BEYOND THE NUMBERS
Rent and utility prices have risen sharply in recent months, adding to the difficulties many low-income people face paying their bills and keeping a roof over their heads. These higher costs add urgency to proposals to provide more Housing Choice Vouchers. The voucher program is highly effective at helping people with low incomes afford housing and is the federal housing program best suited to deliver large-scale assistance to renters during the current cost surge. Due to insufficient funding, however, vouchers and other federal rental assistance currently only reach about 1 in 4 households who qualify for assistance.
Rents have long been higher than many people can afford, but rent increases accelerated sharply beginning in the summer of 2021 as the supply of available units tightened. By February 2022 rents for newly leased units were 17 percent higher than a year earlier, according to one national rent index, with even larger increases reported in some cities.
This surge isn’t fully reflected yet in Consumer Price Index (CPI) inflation data, which show rents rising by 4.2 percent in the 12 months through February 2022. That’s mainly because the CPI uses an average of rents paid by renters in a survey sample whether or not they recently leased their unit. But higher market rents generally don’t affect current tenants until their leases come up for renewal (although this would not delay increases for tenants renting units on a month-to-month basis). Each month, more leases will turn over and more renters will see their monthly expenses rise sharply as a result.
Most renters must pay some or all of their utility bills directly each month in addition to paying their rent. As rents have risen, renters have also been hit by rapidly rising utility bills. In the 12 months through February, prices for residential fuel and utilities rose 11.0 percent, with especially abrupt increases for heating oil (43.6 percent) and utility gas (23.8 percent). Many analysts believe there is a substantial risk that energy prices will continue to rise due to the war in Ukraine and other factors; such increases would likely translate into even higher utility bills for struggling renters.
When rent and utility costs rise rapidly, people with the lowest incomes — such as low-wage workers or seniors and people with disabilities who have low fixed incomes — face tradeoffs and hardship that are far more severe than for people further up the income scale. In 2019, more than 23 million people in the United States lived in renter households that paid over half their incomes for housing, and the bulk of those households had incomes around or below the poverty line. Often, these renters have only a few hundred dollars a month left over for essential non-housing expenses like food and health care, so rising rent and utility costs further squeeze their already limited spending.
Renters who can’t pay the higher costs will experience utility cutoffs and evictions, forcing some to live in overcrowded housing, in shelters, or on the streets. The resources available to help people in these situations fall far short of meeting the need. Many local homelessness systems are stretched to capacity. Emergency rental assistance funded through COVID-19 relief legislation helped about 4.3 million renter households meet their needs through January 2022, but states and localities are beginning to exhaust those funds. There are long waiting lists for longer-term rental assistance programs such as housing vouchers, with the result that even the small share of eligible people who are able to receive vouchers must first wait almost two and a half years on average. And while recently enacted 2022 funding legislation will fund about 30,000 new vouchers, this will only be enough to assist a small fraction of those in need.

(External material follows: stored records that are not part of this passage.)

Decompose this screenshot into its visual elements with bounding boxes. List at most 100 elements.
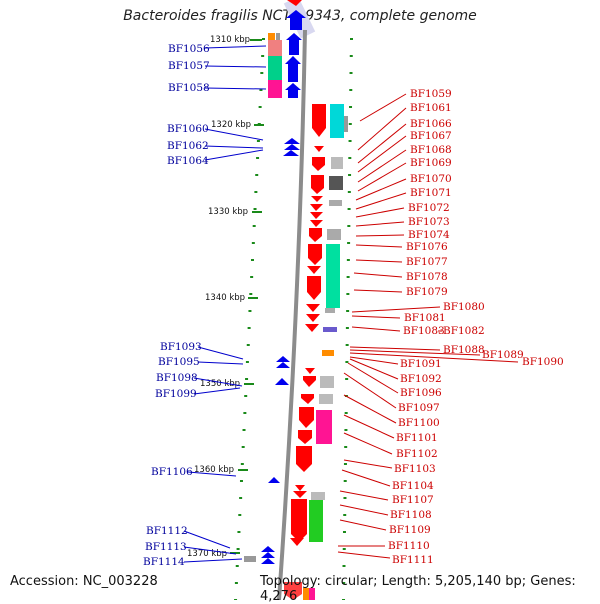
gene-label: BF1076 (406, 241, 448, 253)
gene-label: BF1082 (443, 325, 485, 337)
tick-dash (346, 276, 350, 278)
tick-dash (246, 344, 250, 346)
tick-dash (243, 412, 247, 414)
scale-label: 1360 kbp (194, 465, 234, 475)
tick-dash (261, 55, 265, 57)
gene-label: BF1102 (396, 448, 438, 460)
tick-dash (345, 327, 349, 329)
gene-label: BF1109 (389, 524, 431, 536)
tick-dash (258, 106, 262, 108)
gene-label: BF1079 (406, 286, 448, 298)
tick-dash (254, 191, 258, 193)
tick-dash (250, 259, 254, 261)
tick-dash (256, 157, 260, 159)
tick-dashes (234, 38, 353, 600)
tick-dash (349, 72, 353, 74)
gene-label: BF1077 (406, 256, 448, 268)
tick-dash (342, 531, 346, 533)
tick-dash (343, 497, 347, 499)
scale-label: 1320 kbp (211, 120, 251, 130)
tick-dash (348, 123, 352, 125)
tick-dash (248, 310, 252, 312)
gene-label: BF1089 (482, 349, 524, 361)
gene-label: BF1083 (403, 325, 445, 337)
left-leader-lines (183, 45, 267, 563)
tick-dash (346, 310, 350, 312)
tick-dash (260, 72, 264, 74)
gene-label: BF1093 (160, 341, 202, 353)
gene-label: BF1098 (156, 372, 198, 384)
tick-dash (235, 565, 239, 567)
tick-dash (241, 446, 245, 448)
tick-dash (256, 140, 260, 142)
gene-label: BF1092 (400, 373, 442, 385)
gene-label: BF1058 (168, 82, 210, 94)
scale-labels: 1310 kbp 1320 kbp 1330 kbp 1340 kbp 1350… (187, 35, 251, 559)
tick-dash (342, 548, 346, 550)
tick-dash (245, 361, 249, 363)
tick-dash (239, 480, 243, 482)
gene-label: BF1073 (408, 216, 450, 228)
tick-dash (343, 514, 347, 516)
tick-dash (343, 480, 347, 482)
tick-dash (252, 225, 256, 227)
tick-dash (344, 429, 348, 431)
gene-label: BF1056 (168, 43, 210, 55)
scale-label: 1350 kbp (200, 379, 240, 389)
scale-label: 1340 kbp (205, 293, 245, 303)
tick-dash (240, 463, 244, 465)
tick-dash (344, 412, 348, 414)
gene-label: BF1113 (145, 541, 187, 553)
gene-label: BF1111 (392, 554, 434, 566)
tick-dash (346, 293, 350, 295)
gene-label: BF1072 (408, 202, 450, 214)
gene-label: BF1107 (392, 494, 434, 506)
tick-dash (348, 140, 352, 142)
scale-label: 1330 kbp (208, 207, 248, 217)
tick-dash (244, 395, 248, 397)
tick-dash (347, 191, 351, 193)
gene-label: BF1103 (394, 463, 436, 475)
tick-dash (344, 446, 348, 448)
gene-label: BF1057 (168, 60, 210, 72)
gene-label: BF1078 (406, 271, 448, 283)
gene-label: BF1101 (396, 432, 438, 444)
reverse-genes (284, 104, 348, 600)
gene-label: BF1066 (410, 118, 452, 130)
tick-dash (259, 89, 263, 91)
tick-dash (249, 293, 253, 295)
tick-dash (250, 276, 254, 278)
gene-label: BF1067 (410, 130, 452, 142)
tick-dash (238, 514, 242, 516)
right-leader-lines (337, 93, 519, 559)
gene-label: BF1106 (151, 466, 193, 478)
gene-label: BF1090 (522, 356, 564, 368)
left-gene-labels: BF1056 BF1057 BF1058 BF1060 BF1062 BF106… (143, 43, 210, 568)
forward-genes (244, 10, 306, 564)
tick-dash (347, 242, 351, 244)
gene-label: BF1108 (390, 509, 432, 521)
gene-label: BF1061 (410, 102, 452, 114)
gene-label: BF1091 (400, 358, 442, 370)
accession-text: Accession: NC_003228 (10, 574, 158, 589)
tick-dash (349, 89, 353, 91)
tick-dash (345, 361, 349, 363)
gene-label: BF1096 (400, 387, 442, 399)
tick-dash (242, 429, 246, 431)
gene-label: BF1080 (443, 301, 485, 313)
tick-dash (349, 55, 353, 57)
tick-dash (236, 548, 240, 550)
tick-dash (253, 208, 257, 210)
tick-dash (350, 38, 353, 40)
tick-dash (239, 497, 243, 499)
gene-label: BF1064 (167, 155, 209, 167)
tick-dash (245, 378, 249, 380)
tick-dash (342, 582, 346, 584)
tick-dash (251, 242, 255, 244)
tick-dash (237, 531, 241, 533)
tick-dash (255, 174, 259, 176)
tick-dash (348, 174, 352, 176)
gene-label: BF1068 (410, 144, 452, 156)
tick-dash (342, 565, 346, 567)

Providing more housing vouchers could help many additional renters cope with higher costs and hold on to their homes. Housing vouchers are well-designed for this purpose, because they cover the gap between 30 percent of the household’s income and typical rent and utility costs in the local market. Research shows that vouchers reduce homelessness, overcrowding, and housing instability among people with incomes around or below the poverty line. While some have suggested that providing vouchers to more people in need would drive rents up by raising demand for housing, research on previous voucher expansions shows that new vouchers are unlikely to have more than a minimal impact on market rents.
Additional vouchers should be accompanied by measures to ease pressure on housing costs by building more homes, but this won’t happen quickly enough to help people who are having difficulty paying their rent and utility bills right now. Federal policymakers should provide more funds to develop affordable housing and state and local governments should ease barriers that limit construction (such as large minimum lot sizes and prohibitions on multifamily housing). But even if these steps were taken immediately, they would take years to substantially ease housing costs, and on their own aren’t likely to reduce rents enough to make them affordable to people with incomes around or below the poverty line. Vouchers could deliver assistance far more quickly and enable even the lowest-income families to afford stable housing.